Since HB 56 has gone into effect, there have been reports of large numbers of immigrants pulling their children out of school or leaving the state; with no one to harvest them, crops have been rotting in the fields. According to one report, 50 Alabama farmers recently met with three legislators to beg them to make emergency changes to the law, citing the fact that they could lose millions of dollars worth of crops if there is no one to pick them. Meanwhile, the fear in the immigrant community continues to grow and spread in the weeks following its enactment.
Since HB 56 took effect, a coalition of civil rights groups including the ACLU, the National Immigration Law Center, the Southern Poverty Law Center, and the Hispanic Interest Coalition of Alabama filed an emergency request with the 11th Circuit Court of Appeals to block some of the harshest provisions of the law from going into effect.

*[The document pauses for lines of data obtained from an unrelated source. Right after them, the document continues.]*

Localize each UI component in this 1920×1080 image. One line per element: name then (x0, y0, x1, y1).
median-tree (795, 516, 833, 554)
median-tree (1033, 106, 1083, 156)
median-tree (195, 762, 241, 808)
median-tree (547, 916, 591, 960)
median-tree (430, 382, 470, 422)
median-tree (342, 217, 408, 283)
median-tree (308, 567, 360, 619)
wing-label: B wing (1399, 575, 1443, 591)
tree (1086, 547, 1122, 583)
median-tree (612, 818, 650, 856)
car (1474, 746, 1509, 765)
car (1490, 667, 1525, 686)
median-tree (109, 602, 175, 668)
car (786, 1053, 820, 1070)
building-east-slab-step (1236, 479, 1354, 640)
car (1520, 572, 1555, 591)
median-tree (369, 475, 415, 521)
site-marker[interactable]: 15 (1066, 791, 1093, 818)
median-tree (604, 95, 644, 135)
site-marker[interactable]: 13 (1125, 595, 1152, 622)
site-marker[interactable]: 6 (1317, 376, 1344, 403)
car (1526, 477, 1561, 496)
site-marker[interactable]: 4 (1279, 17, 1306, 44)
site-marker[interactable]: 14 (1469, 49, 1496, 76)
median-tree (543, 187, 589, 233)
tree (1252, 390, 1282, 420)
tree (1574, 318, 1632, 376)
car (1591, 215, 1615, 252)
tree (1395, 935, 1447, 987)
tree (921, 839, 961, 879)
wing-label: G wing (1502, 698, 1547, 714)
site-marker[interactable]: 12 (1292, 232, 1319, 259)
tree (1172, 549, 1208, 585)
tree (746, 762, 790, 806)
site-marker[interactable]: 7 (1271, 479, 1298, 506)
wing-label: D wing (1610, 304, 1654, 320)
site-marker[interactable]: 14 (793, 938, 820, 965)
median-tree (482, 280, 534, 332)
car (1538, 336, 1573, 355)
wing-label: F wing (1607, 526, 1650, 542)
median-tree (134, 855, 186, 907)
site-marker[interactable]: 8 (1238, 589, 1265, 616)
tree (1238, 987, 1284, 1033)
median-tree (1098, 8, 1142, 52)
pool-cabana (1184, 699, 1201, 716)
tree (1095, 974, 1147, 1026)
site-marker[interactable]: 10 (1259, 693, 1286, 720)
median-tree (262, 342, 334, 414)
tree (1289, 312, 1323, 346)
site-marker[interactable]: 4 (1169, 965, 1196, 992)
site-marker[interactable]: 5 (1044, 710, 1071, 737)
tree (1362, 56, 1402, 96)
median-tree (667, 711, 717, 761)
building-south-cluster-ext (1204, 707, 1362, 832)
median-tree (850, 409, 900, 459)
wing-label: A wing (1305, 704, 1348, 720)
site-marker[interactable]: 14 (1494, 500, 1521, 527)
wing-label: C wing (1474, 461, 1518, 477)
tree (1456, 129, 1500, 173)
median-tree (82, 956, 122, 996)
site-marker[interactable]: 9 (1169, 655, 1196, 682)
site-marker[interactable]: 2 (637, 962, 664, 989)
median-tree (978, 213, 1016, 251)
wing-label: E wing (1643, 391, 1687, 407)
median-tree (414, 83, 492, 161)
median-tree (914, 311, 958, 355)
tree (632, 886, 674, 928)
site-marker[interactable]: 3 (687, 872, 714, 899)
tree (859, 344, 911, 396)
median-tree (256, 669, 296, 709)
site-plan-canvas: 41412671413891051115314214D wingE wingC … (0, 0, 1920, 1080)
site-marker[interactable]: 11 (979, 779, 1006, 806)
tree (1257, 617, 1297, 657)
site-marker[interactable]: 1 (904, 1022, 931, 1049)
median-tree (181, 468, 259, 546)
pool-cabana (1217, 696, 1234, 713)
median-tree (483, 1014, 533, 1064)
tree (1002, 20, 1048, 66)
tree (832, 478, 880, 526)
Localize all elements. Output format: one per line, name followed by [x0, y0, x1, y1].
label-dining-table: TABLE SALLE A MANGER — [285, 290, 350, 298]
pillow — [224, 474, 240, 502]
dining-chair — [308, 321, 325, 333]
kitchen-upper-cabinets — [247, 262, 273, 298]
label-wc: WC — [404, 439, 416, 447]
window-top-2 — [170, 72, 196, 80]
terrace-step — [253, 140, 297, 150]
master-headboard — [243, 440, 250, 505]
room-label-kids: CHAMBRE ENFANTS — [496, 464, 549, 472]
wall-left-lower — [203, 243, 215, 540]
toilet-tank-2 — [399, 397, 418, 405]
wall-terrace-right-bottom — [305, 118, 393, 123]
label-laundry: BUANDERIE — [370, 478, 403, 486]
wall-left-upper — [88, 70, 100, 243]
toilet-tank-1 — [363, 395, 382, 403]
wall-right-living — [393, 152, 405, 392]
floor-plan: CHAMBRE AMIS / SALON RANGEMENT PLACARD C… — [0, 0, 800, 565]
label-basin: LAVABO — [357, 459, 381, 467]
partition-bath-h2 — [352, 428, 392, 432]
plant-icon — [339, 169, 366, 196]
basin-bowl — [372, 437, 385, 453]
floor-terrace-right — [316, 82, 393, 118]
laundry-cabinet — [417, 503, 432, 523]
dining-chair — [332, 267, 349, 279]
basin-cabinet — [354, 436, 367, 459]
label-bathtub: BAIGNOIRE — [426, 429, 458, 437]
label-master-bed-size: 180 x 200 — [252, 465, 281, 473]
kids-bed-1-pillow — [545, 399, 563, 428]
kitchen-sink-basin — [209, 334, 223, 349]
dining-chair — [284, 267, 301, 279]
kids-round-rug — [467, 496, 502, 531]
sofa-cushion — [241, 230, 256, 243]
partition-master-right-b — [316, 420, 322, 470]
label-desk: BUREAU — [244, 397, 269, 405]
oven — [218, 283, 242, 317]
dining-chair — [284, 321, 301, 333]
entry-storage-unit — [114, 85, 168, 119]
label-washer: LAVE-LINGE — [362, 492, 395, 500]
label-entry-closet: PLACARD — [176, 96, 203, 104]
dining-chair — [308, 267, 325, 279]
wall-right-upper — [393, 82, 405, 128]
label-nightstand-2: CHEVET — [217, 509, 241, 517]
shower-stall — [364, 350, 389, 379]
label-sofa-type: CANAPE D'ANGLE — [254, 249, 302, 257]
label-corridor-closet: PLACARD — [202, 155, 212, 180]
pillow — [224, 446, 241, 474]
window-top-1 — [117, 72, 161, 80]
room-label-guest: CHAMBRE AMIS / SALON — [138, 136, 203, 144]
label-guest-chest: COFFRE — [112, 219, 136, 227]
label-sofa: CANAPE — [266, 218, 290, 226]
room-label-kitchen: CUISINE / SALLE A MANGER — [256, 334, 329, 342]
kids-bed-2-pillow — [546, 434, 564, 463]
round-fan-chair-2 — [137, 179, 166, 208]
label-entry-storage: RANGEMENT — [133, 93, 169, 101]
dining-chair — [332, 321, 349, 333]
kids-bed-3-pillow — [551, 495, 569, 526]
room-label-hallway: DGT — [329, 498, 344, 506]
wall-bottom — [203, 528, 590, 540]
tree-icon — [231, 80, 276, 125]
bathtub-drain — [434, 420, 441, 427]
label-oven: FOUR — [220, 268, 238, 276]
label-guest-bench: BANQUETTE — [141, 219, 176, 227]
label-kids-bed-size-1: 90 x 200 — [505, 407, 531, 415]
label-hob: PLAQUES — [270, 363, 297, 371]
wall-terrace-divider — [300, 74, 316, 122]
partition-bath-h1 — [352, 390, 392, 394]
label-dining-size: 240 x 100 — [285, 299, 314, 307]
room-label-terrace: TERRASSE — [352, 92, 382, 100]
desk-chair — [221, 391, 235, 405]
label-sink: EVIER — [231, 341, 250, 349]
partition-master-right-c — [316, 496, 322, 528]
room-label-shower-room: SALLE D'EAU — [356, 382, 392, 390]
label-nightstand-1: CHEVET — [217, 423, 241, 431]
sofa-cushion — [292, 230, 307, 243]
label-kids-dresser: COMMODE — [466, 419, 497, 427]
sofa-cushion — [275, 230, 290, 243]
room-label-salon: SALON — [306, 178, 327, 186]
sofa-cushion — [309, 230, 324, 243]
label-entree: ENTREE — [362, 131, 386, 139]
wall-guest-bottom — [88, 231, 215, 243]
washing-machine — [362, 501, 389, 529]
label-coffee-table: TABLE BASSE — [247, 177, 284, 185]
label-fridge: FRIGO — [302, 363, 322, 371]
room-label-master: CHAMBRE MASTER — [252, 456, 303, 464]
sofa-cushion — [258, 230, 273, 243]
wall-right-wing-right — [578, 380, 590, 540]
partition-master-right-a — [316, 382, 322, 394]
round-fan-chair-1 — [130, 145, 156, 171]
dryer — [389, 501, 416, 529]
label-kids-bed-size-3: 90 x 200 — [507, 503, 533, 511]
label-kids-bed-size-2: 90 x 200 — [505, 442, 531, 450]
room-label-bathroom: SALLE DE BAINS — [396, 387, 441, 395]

On Oct. 14, the appeals court granted an emergency stay of two of the most severe provisions of the law. At least temporarily, public schools in the state will not be allowed to track the immigration status of their students, and it will no longer be considered a crime for a person not to be carrying proof of their immigration status with them. However, with provisions such as the one allowing law enforcement agents to question people regarding their status still in effect, many predict that it is likely that this issue will eventually reach the Supreme Court.
HB 56 is only the tip of the iceberg, and it is clear that more states will soon follow suit with similar laws. With a philosophy like “attrition through enforcement” in play, more than a legal injunction is needed to stop this most recent wave of anti-immigrant legislation. However, local community organizing groups like the Alabama Coalition for Immigrant Justice, Alabama Dreamers for the Future, and many different local churches have observed an increasing outpouring of regional and national support for the movement against HB 56 in Alabama.
“What’s happening is a continuing growth of the civil rights movement,” said Scott Douglas, director of the Greater Birmingham Ministries. “Back then [during the heyday of the civil rights movement] it was people in the black church [who were] involved, and the white church was silent. This time, there are black churches, brown churches and white churches saying ‘not in our names.’”
While no official boycott of Alabama or similar long-term organizing strategy has yet been announced, it is this kind of solidarity across artificially constructed borders and racial lines that will eventually help defeat HB 56 and other anti-immigrant laws.